Minha senhora, Oh!, meu grande amor!
Oh!, se ela já o soubesse!
Parece que ela fala sem falar…
Respondo a esses olhos que conversam?
Que audaz! Não é a mim que el’s se dirigem:
Ausentes em trabalho, duas estrelas
Pediram aos seus olhos p’ra brilharem
Nas órbitas enquanto elas não voltam.
E se entre si trocassem de lugar?
Sua face humilharia essas estrelas
(Um sol p’ra duas candeias), e os seus olhos
Escoariam no céu tão grande brilho
Que as aves cantariam em delírio.
Como ela apoia o rosto sobre a mão!
Fosse eu nessa mão luva p’ra poder
Tocar seu rosto!

JULIETA:
Ai de mim!

ROMEU:
Falou:
Oh!, fala uma outra vez, anjo brilhante,
Pois nesta noite tu és gloriosa
Como é no céu o alado mensageiro
P’ra os olhos revirados em espanto
Dos mortais que se inclinam para o ver
Quando ele monta nuvens indolentes,
E voga em pleno âmago do ar.

JULIETA:
Por que razão, Romeu, és tu “Romeu”?
Nega o teu pai e o nome que vem dele,
Ou então jura que és o meu amor,
E eu não mais saberei ser Capuleto.

ROMEU:
Ouço ainda ou respondo já a isto?

JULIETA:
Por inimigo tenho só teu nome,
Montéquio ou não, tu és sempre tu mesmo.
O que é “Montéquio”? Não é mão nem pé,
Nem braço, rosto, nada que componha
Um corpo humano.

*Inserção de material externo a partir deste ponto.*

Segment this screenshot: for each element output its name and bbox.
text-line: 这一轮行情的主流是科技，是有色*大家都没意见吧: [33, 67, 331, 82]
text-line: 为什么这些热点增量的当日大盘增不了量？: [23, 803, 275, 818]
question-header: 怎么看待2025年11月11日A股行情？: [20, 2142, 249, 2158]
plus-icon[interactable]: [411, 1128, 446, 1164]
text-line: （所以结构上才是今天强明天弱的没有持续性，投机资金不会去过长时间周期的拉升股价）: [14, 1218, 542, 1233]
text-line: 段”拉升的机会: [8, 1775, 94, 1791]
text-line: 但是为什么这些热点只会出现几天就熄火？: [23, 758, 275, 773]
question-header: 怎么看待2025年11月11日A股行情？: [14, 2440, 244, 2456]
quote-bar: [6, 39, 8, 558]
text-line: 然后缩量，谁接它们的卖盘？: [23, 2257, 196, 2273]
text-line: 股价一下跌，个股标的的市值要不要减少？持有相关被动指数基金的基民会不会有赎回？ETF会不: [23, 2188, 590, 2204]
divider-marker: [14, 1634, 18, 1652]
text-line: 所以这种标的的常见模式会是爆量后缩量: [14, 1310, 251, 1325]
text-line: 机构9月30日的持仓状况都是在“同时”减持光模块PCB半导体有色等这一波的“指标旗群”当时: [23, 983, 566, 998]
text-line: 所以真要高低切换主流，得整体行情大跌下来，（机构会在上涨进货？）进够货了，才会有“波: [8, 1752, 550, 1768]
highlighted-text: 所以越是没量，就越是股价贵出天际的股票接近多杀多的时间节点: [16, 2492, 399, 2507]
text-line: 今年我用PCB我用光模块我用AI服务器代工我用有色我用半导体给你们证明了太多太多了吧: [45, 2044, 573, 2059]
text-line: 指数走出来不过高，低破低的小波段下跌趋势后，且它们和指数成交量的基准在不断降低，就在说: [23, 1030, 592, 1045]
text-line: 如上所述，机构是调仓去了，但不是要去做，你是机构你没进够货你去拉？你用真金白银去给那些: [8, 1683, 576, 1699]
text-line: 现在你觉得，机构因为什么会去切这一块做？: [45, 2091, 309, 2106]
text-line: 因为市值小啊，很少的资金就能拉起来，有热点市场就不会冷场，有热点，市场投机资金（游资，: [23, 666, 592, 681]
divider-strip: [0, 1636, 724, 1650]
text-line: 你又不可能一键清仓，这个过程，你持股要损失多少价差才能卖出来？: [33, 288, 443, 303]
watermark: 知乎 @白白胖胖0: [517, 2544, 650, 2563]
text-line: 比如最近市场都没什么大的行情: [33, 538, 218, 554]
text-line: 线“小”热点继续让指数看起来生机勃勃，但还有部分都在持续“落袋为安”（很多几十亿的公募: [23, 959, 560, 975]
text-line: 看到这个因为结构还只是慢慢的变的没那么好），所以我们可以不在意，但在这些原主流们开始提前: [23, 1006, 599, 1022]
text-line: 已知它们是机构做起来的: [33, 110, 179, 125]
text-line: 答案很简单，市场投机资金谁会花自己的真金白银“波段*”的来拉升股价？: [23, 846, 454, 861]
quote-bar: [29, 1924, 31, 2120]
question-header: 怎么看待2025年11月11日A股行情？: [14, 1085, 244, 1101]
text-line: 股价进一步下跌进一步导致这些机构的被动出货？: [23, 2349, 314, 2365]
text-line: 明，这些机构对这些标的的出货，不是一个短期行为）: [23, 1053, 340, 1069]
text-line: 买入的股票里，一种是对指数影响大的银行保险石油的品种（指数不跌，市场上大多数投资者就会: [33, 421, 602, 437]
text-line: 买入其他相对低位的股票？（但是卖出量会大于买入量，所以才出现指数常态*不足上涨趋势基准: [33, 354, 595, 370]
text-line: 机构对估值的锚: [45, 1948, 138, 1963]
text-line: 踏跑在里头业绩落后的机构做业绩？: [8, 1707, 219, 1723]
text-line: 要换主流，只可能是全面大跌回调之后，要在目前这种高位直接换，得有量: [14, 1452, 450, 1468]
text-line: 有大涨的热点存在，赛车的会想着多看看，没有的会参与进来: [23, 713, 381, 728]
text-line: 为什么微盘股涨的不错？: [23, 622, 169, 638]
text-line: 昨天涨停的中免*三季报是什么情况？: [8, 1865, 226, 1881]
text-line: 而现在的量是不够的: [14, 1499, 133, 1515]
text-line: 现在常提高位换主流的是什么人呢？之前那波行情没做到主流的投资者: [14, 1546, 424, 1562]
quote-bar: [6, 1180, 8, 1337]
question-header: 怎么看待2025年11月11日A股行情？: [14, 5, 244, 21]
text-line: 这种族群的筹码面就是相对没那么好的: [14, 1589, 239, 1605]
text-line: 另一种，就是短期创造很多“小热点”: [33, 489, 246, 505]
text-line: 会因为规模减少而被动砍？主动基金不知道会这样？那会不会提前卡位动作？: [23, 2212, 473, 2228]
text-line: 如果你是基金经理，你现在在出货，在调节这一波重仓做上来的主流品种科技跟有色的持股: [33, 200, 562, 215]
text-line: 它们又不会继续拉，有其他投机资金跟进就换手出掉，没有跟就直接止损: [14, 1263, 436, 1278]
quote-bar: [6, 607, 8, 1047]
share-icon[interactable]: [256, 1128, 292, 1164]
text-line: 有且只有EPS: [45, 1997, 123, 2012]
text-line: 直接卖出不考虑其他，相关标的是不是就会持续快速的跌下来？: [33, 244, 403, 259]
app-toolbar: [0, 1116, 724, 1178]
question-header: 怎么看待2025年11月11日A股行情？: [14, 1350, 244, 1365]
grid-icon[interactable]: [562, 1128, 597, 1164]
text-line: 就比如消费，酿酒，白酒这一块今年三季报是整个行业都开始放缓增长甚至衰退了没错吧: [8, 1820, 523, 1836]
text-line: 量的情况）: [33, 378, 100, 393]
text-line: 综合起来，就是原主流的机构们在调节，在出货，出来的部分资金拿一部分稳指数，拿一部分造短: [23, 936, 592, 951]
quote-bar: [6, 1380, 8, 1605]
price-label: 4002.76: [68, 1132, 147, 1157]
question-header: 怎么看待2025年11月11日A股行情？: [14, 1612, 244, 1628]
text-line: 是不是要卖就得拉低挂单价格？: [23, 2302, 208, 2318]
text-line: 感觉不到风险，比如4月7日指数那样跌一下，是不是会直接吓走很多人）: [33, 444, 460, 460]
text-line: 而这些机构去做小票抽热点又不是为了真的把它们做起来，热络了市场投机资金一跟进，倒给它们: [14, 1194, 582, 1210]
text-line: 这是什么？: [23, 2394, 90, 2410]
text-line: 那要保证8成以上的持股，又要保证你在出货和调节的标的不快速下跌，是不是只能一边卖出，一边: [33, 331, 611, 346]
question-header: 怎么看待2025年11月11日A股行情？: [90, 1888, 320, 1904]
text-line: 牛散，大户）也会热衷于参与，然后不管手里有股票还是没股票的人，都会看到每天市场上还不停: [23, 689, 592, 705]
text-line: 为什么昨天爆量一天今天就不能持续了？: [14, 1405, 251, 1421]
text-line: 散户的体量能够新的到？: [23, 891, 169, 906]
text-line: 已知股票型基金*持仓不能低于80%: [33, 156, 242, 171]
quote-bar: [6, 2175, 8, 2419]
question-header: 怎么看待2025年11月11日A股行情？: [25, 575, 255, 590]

Sê um outro nome.
Vale isso o quê? Teria a rosa odor
Tão doce se outro nome fosse o seu.
A cara perfeição que Romeu tem
Também se manteria se ele assim
Não se chamasse. Despe esse teu nome,
E em troca desse título acessório
Toma-me a mim.

ROMEU:
Eu tomo a tua palavra:
Não mais serei “Romeu” daqui em diante,
Batiza-me de novo como “amor”.

JULIETA:
Que homem és tu que oculto em plena noite
Invades meus cuidados?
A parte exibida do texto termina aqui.